Why do severely mentally ill individuals die in jail cells while court-ordered treatment goes unfulfilled? The answer lies in a nationwide shortage of psychiatric hospital beds – a crisis more than a decade in the making – that is now colliding with underfunded mental health systems, overburdened courts and the stark realities of incarceration.

1. A Decade of Decline in Psychiatric Bed Capacity
State hospital beds for adults with serious mental illness have hit historic lows across the United States. There were just 36,150 beds nationwide in 2023, according to the Treatment Advocacy Center a 17% decline since 2017. More than half of those beds are taken by people committed through the criminal legal system, leaving little room for civil admissions. “There really isn’t any state where this hasn’t become an increasingly visible problem,” said Lisa Daly, the center’s executive director. While courts may be getting better at identifying when mental illness is a factor in criminal charges, the infrastructure hasn’t kept pace.

2. Alabama’s Growing Backlog
The situation in Alabama is especially dire. Seven years since a federal consent decree ordered the state to address delays in psychiatric care for defendants too ill to stand trial, the waitlist for its one secure psychiatric facility is five times longer than when the decree was issued. Construction is underway to add 80 beds to the men’s facility, but staffing shortages mean those beds may stay unused. The state has tried to ease the burden by training 94 people for jail-based competency restoration programs, now operating in five counties, and by investing $175 million in six crisis centers with 180 beds. Yet these measures are still catching up on overwhelming demand.

3. Deadly Consequences: The Case of Fernando Clark
Fernando “Pooch” Clark’s death in Montgomery County Jail in December 2024 is yet another example of the human cost of such delays. Arrested for stealing cigarettes and fruit, he spent 10 months waiting for court-ordered treatment. By September, his illness was ruled untreatable, and he was ordered to stay in jail until a bed opened. On a day when the temperature in his cell reached 110°F during boiler repairs, Clark was found unresponsive. His autopsy cited congestive heart failure, but forensic pathologist Tom Andrew found the report “problematic” because it failed to note internal temperature and rule out dehydration, considering Clark had been taking antipsychotic medications known to affect heat regulation.

4. The Burden on Jails as De Facto Mental Health Facilities
This is not peculiar to Alabama. In Texas, county jails are the largest psychiatric facilities some house 40–70% of inmates with needs for mental health services. Hundreds of forensic beds are kept offline due to staffing shortages, forcing defendants to wait an average of 323 days for treatment up to 831 days for some men in Dallas County. Jail officers, whose training is primarily for security, are pressed into service as makeshift social workers, but “the jail is not a therapeutic environment,” said Rep. Toni Rose, a former mental health liaison.

5. Innovative but Imperfect: Jail-Based Competency Restoration
In trying to grapple with such backlogs, some states have turned to JBCRUs-a setting in which defendants are housed separately while receiving psychiatric care and legal education outside the general population. Studies show that such units can be cost-effective at speeding up restoration. During COVID-19, adaptation to telehealth platforms also proved effective. Success rates for the telehealth model of restoration were higher in Fulton County, Georgia than pre-pandemic levels. Yet critics caution that a jail setting is inherently nontherapeutic, where restoration is narrowly focused on competency to stand trial rather than on long-term recovery.

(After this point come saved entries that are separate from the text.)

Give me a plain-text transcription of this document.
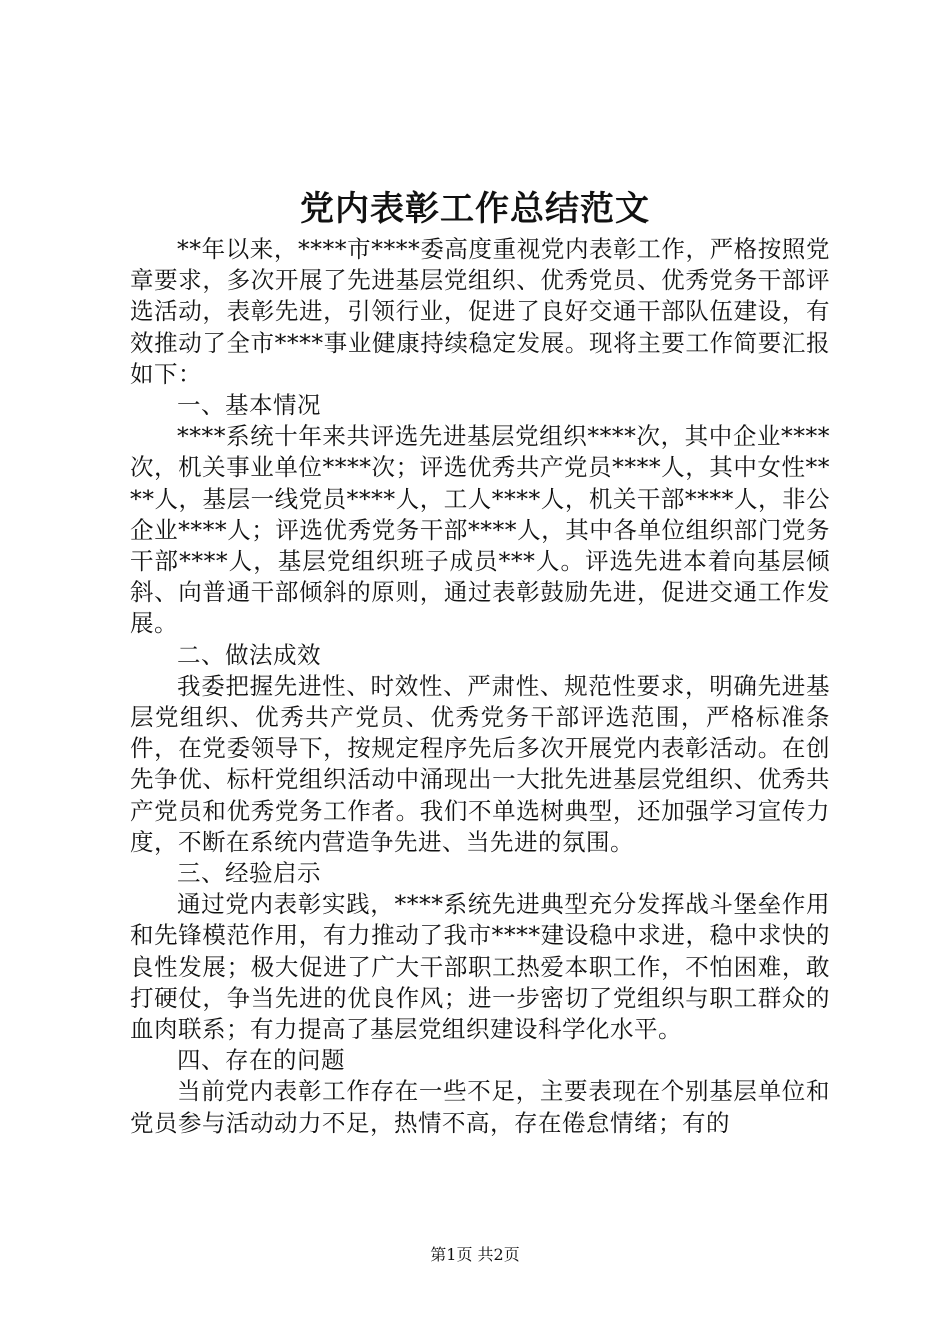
党内表彰工作总结范文

**年以来，****市****委高度重视党内表彰工作，严格按照党章要求，多次开展了先进基层党组织、优秀党员、优秀党务干部评选活动，表彰先进，引领行业，促进了良好交通干部队伍建设，有效推动了全市****事业健康持续稳定发展。现将主要工作简要汇报如下：

一、基本情况

****系统十年来共评选先进基层党组织****次，其中企业****次，机关事业单位****次；评选优秀共产党员****人，其中女性****人，基层一线党员****人，工人****人，机关干部****人，非公企业****人；评选优秀党务干部****人，其中各单位组织部门党务干部****人，基层党组织班子成员***人。评选先进本着向基层倾斜、向普通干部倾斜的原则，通过表彰鼓励先进，促进交通工作发展。

二、做法成效

我委把握先进性、时效性、严肃性、规范性要求，明确先进基层党组织、优秀共产党员、优秀党务干部评选范围，严格标准条件，在党委领导下，按规定程序先后多次开展党内表彰活动。在创先争优、标杆党组织活动中涌现出一大批先进基层党组织、优秀共产党员和优秀党务工作者。我们不单选树典型，还加强学习宣传力度，不断在系统内营造争先进、当先进的氛围。

三、经验启示

通过党内表彰实践，****系统先进典型充分发挥战斗堡垒作用和先锋模范作用，有力推动了我市****建设稳中求进，稳中求快的良性发展；极大促进了广大干部职工热爱本职工作，不怕困难，敢打硬仗，争当先进的优良作风；进一步密切了党组织与职工群众的血肉联系；有力提高了基层党组织建设科学化水平。

四、存在的问题

当前党内表彰工作存在一些不足，主要表现在个别基层单位和党员参与活动动力不足，热情不高，存在倦怠情绪；有的

第1页 共2页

6. Community-Based Alternatives to Incarceration
Those close to the issue, however, say the actual solution is diverting people from jail long before a crisis escalates. Mental health courts, such as the pioneering program in Oklahoma City, divert nonviolent offenders into treatment instead of prison. Recidivism decreases, with millions saved by the state. ACT programs, wraparound services through Medicaid, and teams of crisis responders can keep individuals stable in their own communities. Funding gaps, administrative hurdles, and workforce shortages limit their reach.

7. Policy Pathways to Sustainable
Reform Federal and state policymakers are exploring measures that would expand forensic bed capacity, sustain crisis hotlines like 988, and invest in community responder programs. But without long-term funding or systemic changes, those efforts risk becoming stopgaps. “We’ve got to divert some people from going to jail in the first place, and let some of these people who are now too old or sick to hurt anyone out,” said David Lakey, former Texas public health chief.

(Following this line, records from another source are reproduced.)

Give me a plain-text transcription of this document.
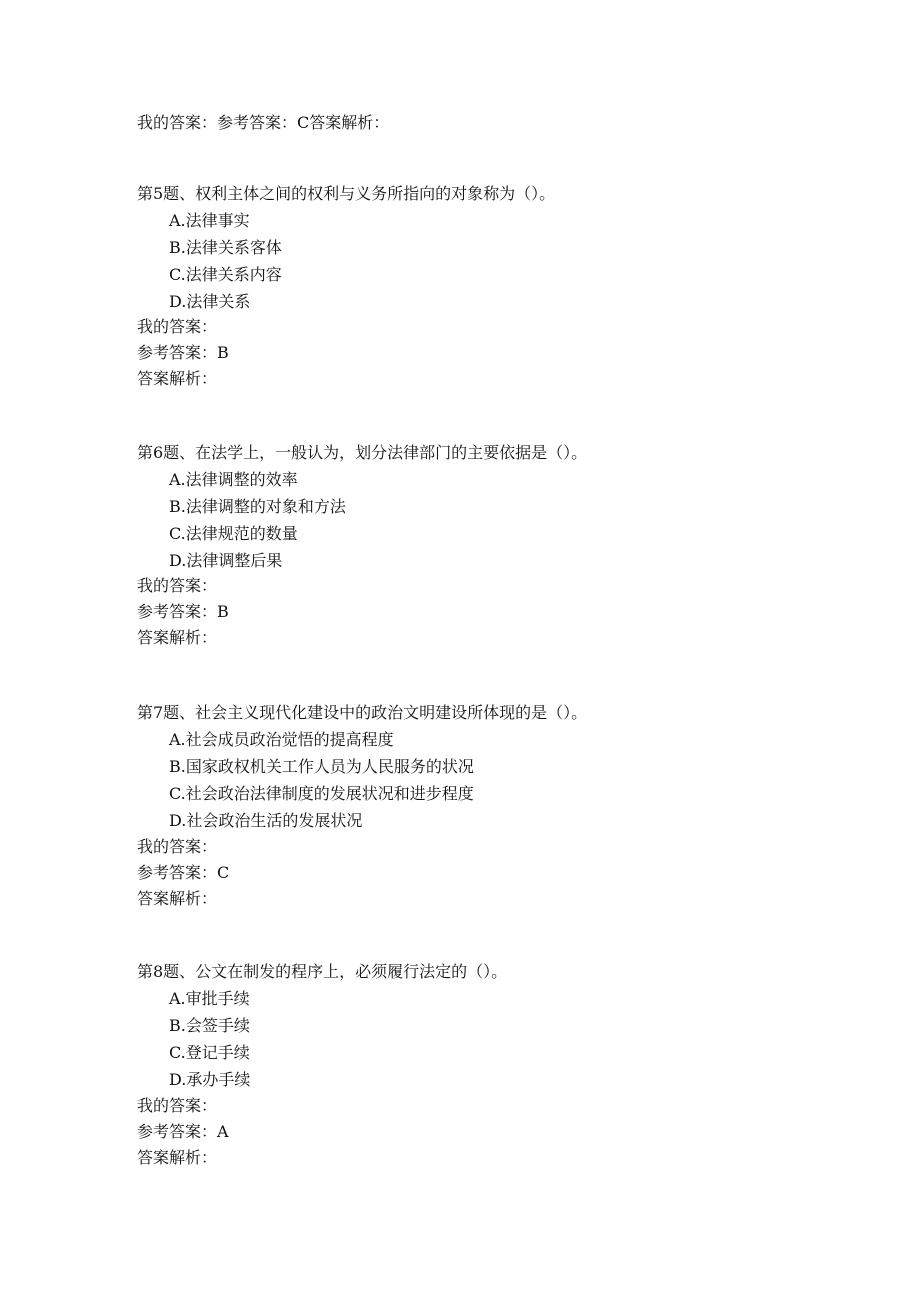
我的答案：参考答案：C答案解析：
第5题、权利主体之间的权利与义务所指向的对象称为（）。
A.法律事实
B.法律关系客体
C.法律关系内容
D.法律关系
我的答案：
参考答案：B
答案解析：
第6题、在法学上，一般认为，划分法律部门的主要依据是（）。
A.法律调整的效率
B.法律调整的对象和方法
C.法律规范的数量
D.法律调整后果
我的答案：
参考答案：B
答案解析：
第7题、社会主义现代化建设中的政治文明建设所体现的是（）。
A.社会成员政治觉悟的提高程度
B.国家政权机关工作人员为人民服务的状况
C.社会政治法律制度的发展状况和进步程度
D.社会政治生活的发展状况
我的答案：
参考答案：C
答案解析：
第8题、公文在制发的程序上，必须履行法定的（）。
A.审批手续
B.会签手续
C.登记手续
D.承办手续
我的答案：
参考答案：A
答案解析：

8. The Urgency of Addressing Heat and Unsafe Conditions
Extremely hot conditions in correctional facilities pose yet another hazard for mentally ill prisoners. In California, a court monitor warned that failures to protect prisoners on heat-sensitive medications can be fatal. Clark’s case is but one of many showing how environmental hazards compound untreated mental illness, underscoring the need for climate-conscious prison policies alongside mental health reform.

The shortage of psychiatric beds is not just a health care problem it is a matter of justice, public safety, and human rights. This will be tackled through collective investment in hospital capacity, community-based care, diversion programs, and humane jail conditions-so no one’s life depends upon the luck of finding an open bed.